The hospital ERU, worth over US$ 2 million,
will serve to rehabilitate the only existing referral hospital
in Gonaïves - l'Hôpital la Providence
, which has been completely flooded. In the meantime, a fully equipped 100-bed
field hospital will be set up and run by existing local staff, supported by
17 expatriate staff from Canada and Norway .
It will have the same services
as any other referral hospital, including an operating theatre, radiology,
obstetrics, internal medicine, gynaecology and paediatrics.
"The aim is to have the hospital operational by the end
of this week. As soon as the existing l'Hôpital La Providence has been
rehabilitated all equipment from the field hospital will be donated and transferred
there," says Dr Paul
Odberg, leader of the hospital ERU team.
In Gonaïves, the French Red
Cross has identified over 2,000 families in need living in 60 shelters across
the town. Despite the logistical challenges, it has, with the help of Haitian
Red Cross volunteers, been delivering non-food items, such as hygiene kits, kitchen
equipment, jerry cans, stoves and blankets.

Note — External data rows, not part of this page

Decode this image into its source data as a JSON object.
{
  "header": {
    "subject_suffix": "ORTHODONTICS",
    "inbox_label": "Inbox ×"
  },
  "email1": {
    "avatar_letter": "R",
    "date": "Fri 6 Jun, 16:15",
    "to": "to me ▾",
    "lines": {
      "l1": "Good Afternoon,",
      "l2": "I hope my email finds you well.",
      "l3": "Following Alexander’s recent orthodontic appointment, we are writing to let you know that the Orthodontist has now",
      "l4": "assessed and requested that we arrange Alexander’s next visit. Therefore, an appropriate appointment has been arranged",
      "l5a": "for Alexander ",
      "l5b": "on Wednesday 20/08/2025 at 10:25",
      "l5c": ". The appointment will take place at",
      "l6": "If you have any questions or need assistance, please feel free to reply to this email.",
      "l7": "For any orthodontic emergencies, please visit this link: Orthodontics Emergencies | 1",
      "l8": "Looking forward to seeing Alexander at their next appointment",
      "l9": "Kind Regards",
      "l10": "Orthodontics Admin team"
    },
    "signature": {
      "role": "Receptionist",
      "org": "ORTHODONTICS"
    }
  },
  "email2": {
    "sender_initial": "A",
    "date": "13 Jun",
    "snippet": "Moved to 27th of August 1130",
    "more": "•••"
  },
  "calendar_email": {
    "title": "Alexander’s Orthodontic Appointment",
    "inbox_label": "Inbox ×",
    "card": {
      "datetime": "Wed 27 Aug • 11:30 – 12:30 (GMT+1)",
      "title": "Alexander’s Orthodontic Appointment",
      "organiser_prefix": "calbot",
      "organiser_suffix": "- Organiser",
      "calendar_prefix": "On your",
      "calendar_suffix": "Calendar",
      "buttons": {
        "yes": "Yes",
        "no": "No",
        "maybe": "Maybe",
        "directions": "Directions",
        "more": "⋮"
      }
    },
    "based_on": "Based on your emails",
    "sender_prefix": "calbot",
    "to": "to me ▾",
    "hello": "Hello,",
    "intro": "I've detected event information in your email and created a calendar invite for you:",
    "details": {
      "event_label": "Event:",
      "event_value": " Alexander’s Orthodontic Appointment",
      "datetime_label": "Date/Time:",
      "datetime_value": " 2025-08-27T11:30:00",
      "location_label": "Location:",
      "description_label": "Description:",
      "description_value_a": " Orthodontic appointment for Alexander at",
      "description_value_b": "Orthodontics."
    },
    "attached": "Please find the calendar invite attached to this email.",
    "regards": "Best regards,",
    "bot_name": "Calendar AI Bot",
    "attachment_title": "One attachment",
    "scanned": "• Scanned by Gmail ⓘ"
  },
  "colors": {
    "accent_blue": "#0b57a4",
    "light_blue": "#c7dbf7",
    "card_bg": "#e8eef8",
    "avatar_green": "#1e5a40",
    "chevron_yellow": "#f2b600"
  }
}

For those who have are concerned about
missing loved ones, the International Committee of the Red Cross
(ICRC), in close collaboration with the Haitian Red Cross, has
started work to help people re-establish contact with families
both within Haiti and abroad.
With more than 1,500 people having died
and around 1,000 still unaccounted for, there are many trying
to obtain relevant information on the whereabouts of their loved
ones. Haitian Red Cross volunteers have been taking details of
those people wishing to have their names read out on local radio
stations all over the country to inform family members that they
are alive and well.
At the same time, volunteers also began
taking tracing requests from people who have had no news of relatives
since the disaster. Those lists are also being read out on local
radio stations in Gonaïves.
The ICRC has also
set up a website with the objective of allowing people seeking information
about their relatives, or persons living in Haïti who wish
to inform that they are well, to register on the site.